Gabriella Sainsbury is an experienced Corporate and Commercial Lawyer at Sparke Helmore Lawyers. She has a thirst for learning and technical development, as demonstrated by her Master of Laws (Commercial Transactions) and graduation from the Australian Institute of Company Directors.
Competing from a young age at a national level in two sports (and still playing at a national level today) has given Gabriella the critical soft skills to lead, manage and perform well under pressure in her various roles. She, like her colleagues at Sparke Helmore Lawyers, has a client first approach.
- What career path led you to where you are today?
Surprisingly I think it was my involvement in sport that led me to practice as a Corporate and Commercial Lawyer. I think it was the opportunities that I was given early in my career that stems from being involved in the sporting industry. I was able to develop skills, soft skills, teamwork, leadership, etcetera, in the sporting industry from my involvement as an elite athlete and also in my role in governance and sporting administration.
Naturally I did pick up the academic milestones that you need to be a lawyer, including a degree in finance and a degree in law, and then I also completed a masters of law and graduated from the Australian Institute of Company Directors. However, I really think it was the relationships, the valuable connections that I’ve built, and the skills that I developed in the sporting industry that have led me to a great role at Sparke Helmore as a Corporate and Commercial Lawyer.
- What motivates and drives you?
I think I’m an intrinsically competitive person and a strong believer that there is always room for self-improvement, no matter what part of my career I’m at. I think that desire to continually evolve has led me to seek out new challenges and opportunities to self-improve, and I think that crosses over from my personal life to my professional life in setting and assessing goals along the way in my career.
- What has been your biggest learning curve in your career?
I think the biggest learning curve in my career would have to be dealing with uncertainty, getting comfortable with it and taking measured action despite the uncertainty. I think that whether I’m making decisions about my career path or providing advice to clients or making decisions in the boardroom, there’s always a level of uncertainty about the uncontrollable. Getting comfortable, focusing on controlling the controllable, what you can manage, and then asking the really hard questions about the unknowns and unknowable allows you to kind of find solutions to the challenges that are thrown your way.
- Where would you like to be in 10 years?

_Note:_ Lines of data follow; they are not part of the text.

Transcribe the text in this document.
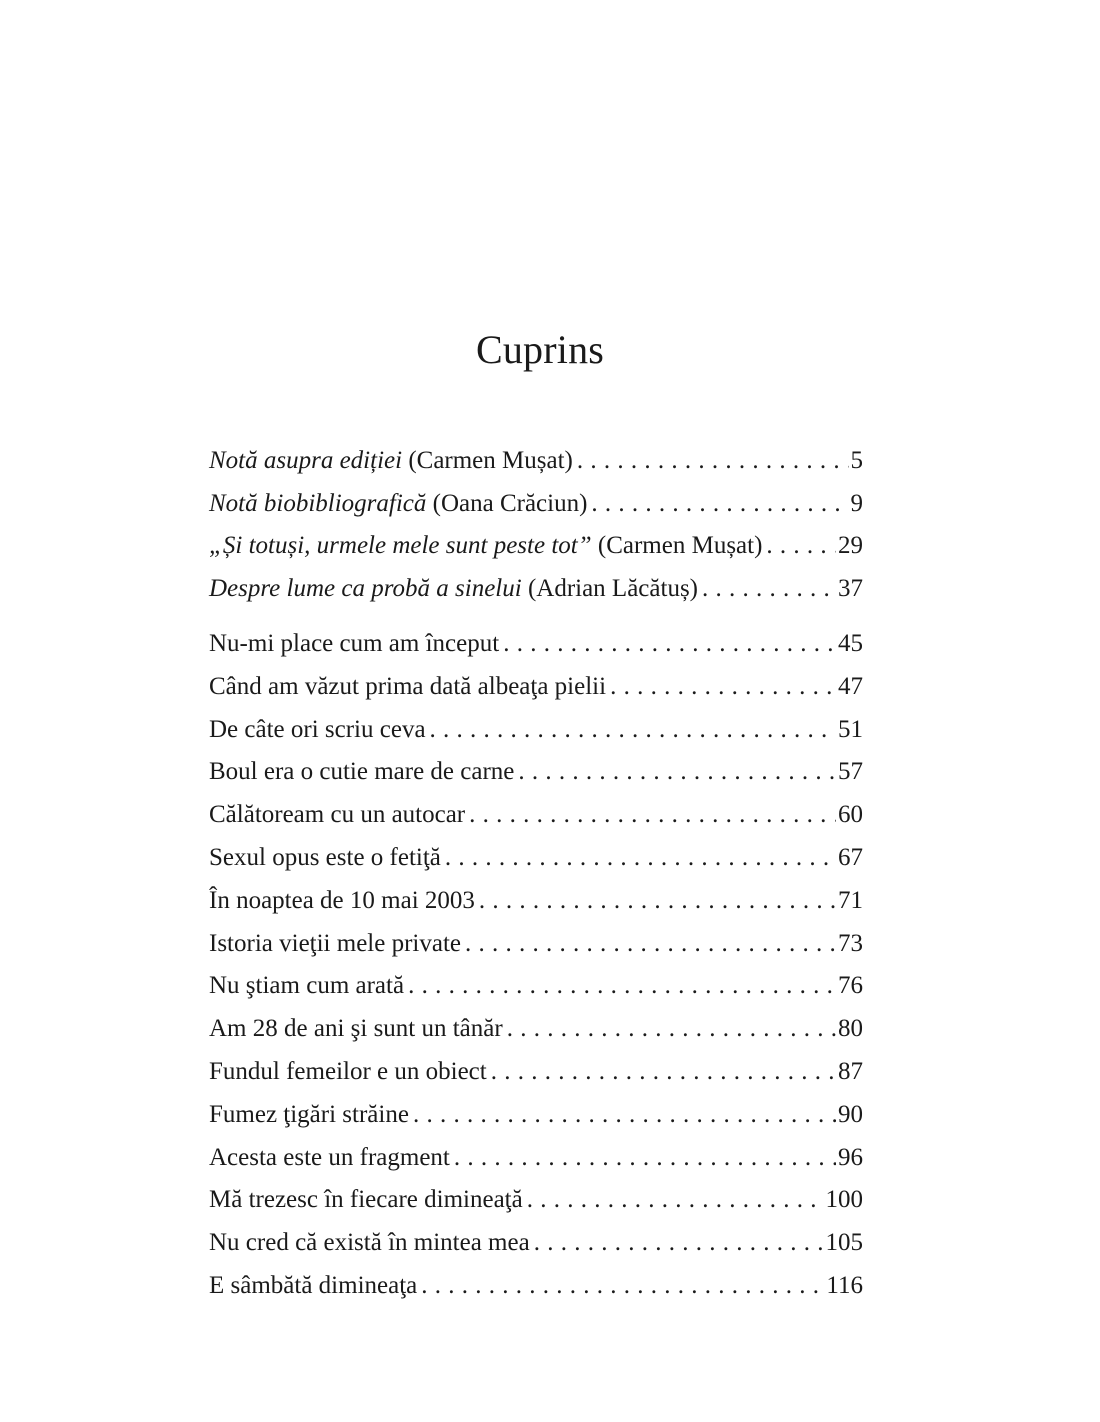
Cuprins
Notă asupra ediției (Carmen Mușat) . . .	5
Notă biobibliografică (Oana Crăciun) . . .	9
„Și totuși, urmele mele sunt peste tot” (Carmen Mușat) . . .	29
Despre lume ca probă a sinelui (Adrian Lăcătuș) . . .	37
Nu-mi place cum am început . . .	45
Când am văzut prima dată albeaţa pielii . . .	47
De câte ori scriu ceva . . .	51
Boul era o cutie mare de carne . . .	57
Călătoream cu un autocar . . .	60
Sexul opus este o fetiţă . . .	67
În noaptea de 10 mai 2003 . . .	71
Istoria vieţii mele private . . .	73
Nu ştiam cum arată . . .	76
Am 28 de ani şi sunt un tânăr . . .	80
Fundul femeilor e un obiect . . .	87
Fumez ţigări străine . . .	90
Acesta este un fragment . . .	96
Mă trezesc în fiecare dimineaţă . . .	100
Nu cred că există în mintea mea . . .	105
E sâmbătă dimineaţa . . .	116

In ten years’ time I’d like to see myself obviously evolved from where I am now. At the moment I’m lucky enough to be able to help clients on a day-to-day basis through their periods of change and uncertainty by finding legal solutions to their commercial challenges. I think the next ten years presents an opportunity to continue this, fulfilling a role of helping clients in that way, but also seeking out as many opportunities as I can to self-improve, gain more experience and self-develop.

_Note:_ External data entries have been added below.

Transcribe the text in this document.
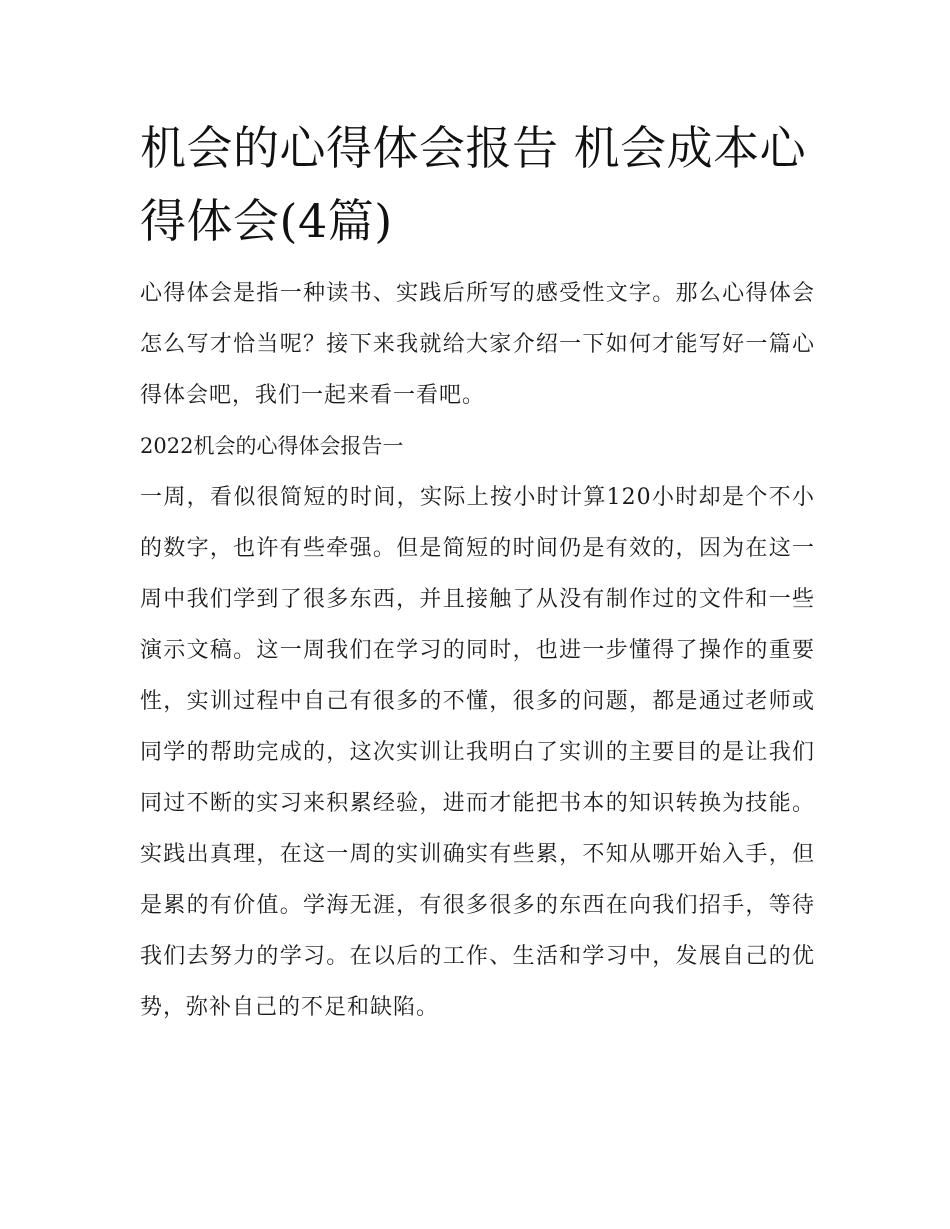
机会的心得体会报告 机会成本心得体会(4篇)

心得体会是指一种读书、实践后所写的感受性文字。那么心得体会怎么写才恰当呢？接下来我就给大家介绍一下如何才能写好一篇心得体会吧，我们一起来看一看吧。

2022机会的心得体会报告一

一周，看似很简短的时间，实际上按小时计算120小时却是个不小的数字，也许有些牵强。但是简短的时间仍是有效的，因为在这一周中我们学到了很多东西，并且接触了从没有制作过的文件和一些演示文稿。这一周我们在学习的同时，也进一步懂得了操作的重要性，实训过程中自己有很多的不懂，很多的问题，都是通过老师或同学的帮助完成的，这次实训让我明白了实训的主要目的是让我们同过不断的实习来积累经验，进而才能把书本的知识转换为技能。实践出真理，在这一周的实训确实有些累，不知从哪开始入手，但是累的有价值。学海无涯，有很多很多的东西在向我们招手，等待我们去努力的学习。在以后的工作、生活和学习中，发展自己的优势，弥补自己的不足和缺陷。
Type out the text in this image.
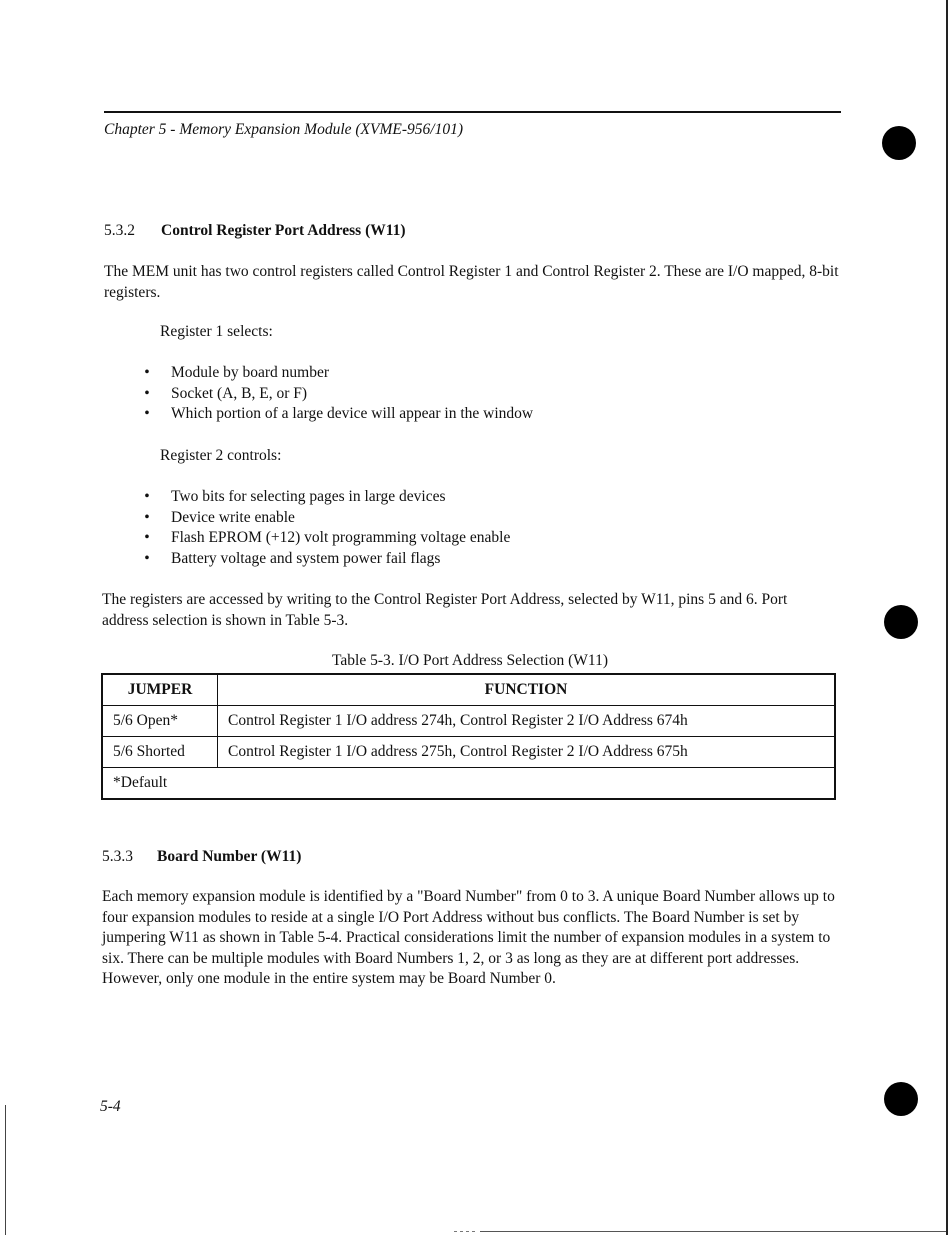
Chapter 5 - Memory Expansion Module (XVME-956/101)
5.3.2 Control Register Port Address (W11)
The MEM unit has two control registers called Control Register 1 and Control Register 2. These are I/O mapped, 8-bit registers.
Register 1 selects:
• Module by board number
• Socket (A, B, E, or F)
• Which portion of a large device will appear in the window
Register 2 controls:
• Two bits for selecting pages in large devices
• Device write enable
• Flash EPROM (+12) volt programming voltage enable
• Battery voltage and system power fail flags
The registers are accessed by writing to the Control Register Port Address, selected by W11, pins 5 and 6. Port address selection is shown in Table 5-3.
Table 5-3. I/O Port Address Selection (W11)
JUMPER	FUNCTION
5/6 Open*	Control Register 1 I/O address 274h, Control Register 2 I/O Address 674h
5/6 Shorted	Control Register 1 I/O address 275h, Control Register 2 I/O Address 675h
*Default	
5.3.3 Board Number (W11)
Each memory expansion module is identified by a "Board Number" from 0 to 3. A unique Board Number allows up to four expansion modules to reside at a single I/O Port Address without bus conflicts. The Board Number is set by jumpering W11 as shown in Table 5-4. Practical considerations limit the number of expansion modules in a system to six. There can be multiple modules with Board Numbers 1, 2, or 3 as long as they are at different port addresses. However, only one module in the entire system may be Board Number 0.
5-4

So, in ten years’ time, I’d like to be in a position where I can continue to contribute to organisations at a board level as well as help clients and contribute to the community where I can.
- Have you had any significant Hunter-based mentors during your career who inspire you?
I’ve been lucky enough to have a number of really significant people that I’ve come across in my career who I’ve learned a lot from, along with the people that I work with at Sparke Helmore and some really strong and incredible senior partners that I’ve been lucky enough to work with. The people that have inspired me the most have been the ones that have unwavering integrity in what they do, have relentless work ethic, and are really generous with their time. I think those types of people are the greatest role models and they tend to be more inclined to give really constructive feedback to help you develop as a person. And then they’re also really generous with the time that they give to you.
I’ve been lucky enough, as I said, to have a number of people in my life who I’ve drawn a lot from and learnt a lot from just by observing them, but one person that springs to mind when I think about those values is someone that I’ve been lucky enough to work with Professor Bernie Curran. Bernie’s an esteemed academic at the university and is highly regarded in his field. He has been great to work alongside and observe, and has really been a great role model to show me the power of rhetoric to inspire change in others.